02:52 pm - Randomness
I'm very ready to graduate high school, which is a shame because I'm ready for all the wrong reasons. I don't feel ready to jump out of the nest and fly yet because the idea of it terrifies me but I just want to jump because I hate the nest so much. My heart wants me to go out to California for school...the idea of going to school in San Diego is amazing to me and not just because it's about an hour away from Garry. Don't get me wrong, I would rather die than go to a college far away from him (which, I know, is also a stupid thing)...I need to be close to him after I'm done here. Having him, even if it's for a year when I first begin will make a world of a difference to me. But while my heart says this my mom's telling me it's a bad idea, I shouldn't go far away, I won't have her (which is just her saying she doesn't want me to leave), and we all know going to a school because your significant other is there isn't the best way to pick a school. I know this...I don't want to go to THE school Garry does...I want to find a nice school that is right for me close by him so on weekends or free time I can go up and see him or he can come see me. I'm just not used to the idea of thinking for myself...not having mom there to tell me what's right or wrong, up or down, left or right (and trust me, I cannot tell left from right easily).

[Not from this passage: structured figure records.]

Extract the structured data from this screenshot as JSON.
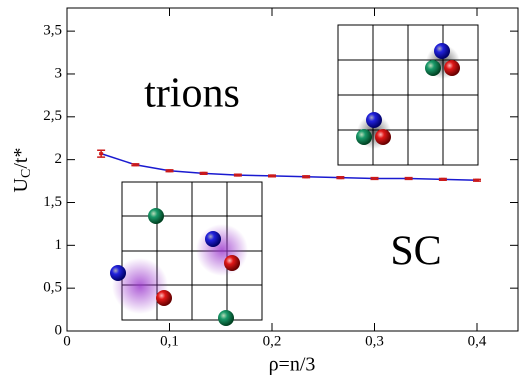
{
  "chart_data": {
    "type": "line",
    "x": [
      0.0333,
      0.0667,
      0.1,
      0.1333,
      0.1667,
      0.2,
      0.2333,
      0.2667,
      0.3,
      0.3333,
      0.3667,
      0.4
    ],
    "series": [
      {
        "color": "#1a1ad0",
        "marker_color": "#cc1a1a",
        "values": [
          2.07,
          1.94,
          1.87,
          1.84,
          1.82,
          1.81,
          1.8,
          1.79,
          1.78,
          1.78,
          1.77,
          1.76
        ],
        "errors": [
          0.04,
          0.01,
          0.01,
          0.01,
          0.01,
          0.01,
          0.01,
          0.01,
          0.01,
          0.01,
          0.01,
          0.01
        ]
      }
    ],
    "xlim": [
      0,
      0.44
    ],
    "ylim": [
      0,
      3.77
    ],
    "xticks": [
      0,
      {
        "value": 0.1,
        "label": "0,1"
      },
      {
        "value": 0.2,
        "label": "0,2"
      },
      {
        "value": 0.3,
        "label": "0,3"
      },
      {
        "value": 0.4,
        "label": "0,4"
      }
    ],
    "yticks": [
      0,
      {
        "value": 0.5,
        "label": "0,5"
      },
      1,
      {
        "value": 1.5,
        "label": "1,5"
      },
      2,
      {
        "value": 2.5,
        "label": "2,5"
      },
      3,
      {
        "value": 3.5,
        "label": "3,5"
      }
    ],
    "xlabel": "ρ=n/3",
    "ylabel": {
      "base": "U",
      "sub": "C",
      "rest": "/t*"
    },
    "annotations": [
      "trions",
      "SC"
    ]
  }
}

The idea of it is so incredibly refreshing I can't even explain it to you. Yet it also makes me scared...when I'm 18 everyone will expect things out of me...things I am most defiantly NOT confident enough to do. I know I'll get through it all and be happy in the end...I'm a determined little bugger like that. Even so, right now I'm horribly conflicted.
I don't think Clarissa is very happy with me. I don't really know what I did either...the other day she called me (Sunday) and asked if she could come over in a way and I, in a way, said no. I was online, I was tired, I wasn't feeling too great and I just wanted to relax. But after that she hasn't said 2 words to me. She came down to the cafeteria for lunch but asked Andrea something, didn't say a single word to me, and left. When we walk by each other in the halls she doesn't say anything to me. The other week Clarissa, Robin, and Tracy went to Cicis and to see Juno but nobody asked me to go. I don't think any of them like me really. I think Clarissa thinks I'm a nice person but she just doesn't have the time or energy to be my friend...that and we never see each other. She's either at school, working, or with Robin. Robin hates me...I can tell. She annoys me unlike anyone else has before. When I "talk" to her (which is basically me trying to start a conversation and having her just stare at me, do something else and not reply, or reply with a nod) she makes me hate myself. She makes me annoyed with myself...her expressions say it all and I hate it. Not to mention her myspace annoys me greatly. But whatever...she never really was my friend. She's just my "friend" because Clarissa supposedly is. Tracy...I NEVER see her...never anymore. But I don't need friends here. I've stopped complaining about this place because I know in a year I'm out of here and I'm not going to come back (to live anyways). Nobody seems to get that.
In Advanced Comp (one of the best classes in the universe) we wrote "I Am" poems and read them to the class. In mine I wrote something like, "I want to leave this place and live again". The teacher (who is supposed to be mean, tough, and scary but is really nice and funny) wrote me a comment (we all write each other nice comments on paper and pass them to the person once we're done so it wasn't unusual or anything) saying something like, "you really want to leave, I hope you leave a part of yourself here"....something like that. I don't know why, but the comment stood out to me...made me happy, yet sad at the same time. I'm TRYING to leave a part of myself behind but it's a part that nobody wants...and I'm not giving up anything else. I wanted to leave my voice behind...be known for my gift. But I can assure you that is not going to happen...my voice is going to die away just like the music department.
I'm waiting for mom to get home so we can go over to the church to work on the bulletins. I then have to swing by the scrap booking shop right beside the church to get some supplies for a project we're doing in AP History. I don't really want to...but I have to and I'm kinda excited to go in there. However, I DO NOT want to spend any of my money on anything. I only have $195 or so and who knows how much Garry's flight is going to cost. Probably more than I'm suspecting. He owes his mom $500 for the surgery on his can Xoa...I don't know when she expect it since he can't seem to find a job to get money to pay it off. Even so, the chances of him finding a job and making enough money to pay that off and for a flight over here are VERY, VERY slim. Therefore, I want to save up my own money to pay for it...I need him over here for prom and my last show choir concert. This is what I've always dreamed of and I don't feel fully alive unless I am with Garry. It's always been this way...he just makes me feel so alive. I need him here...I need that big push to get me through the school year. I'm counting on this and because of this I can get through each day without being utterly depressed.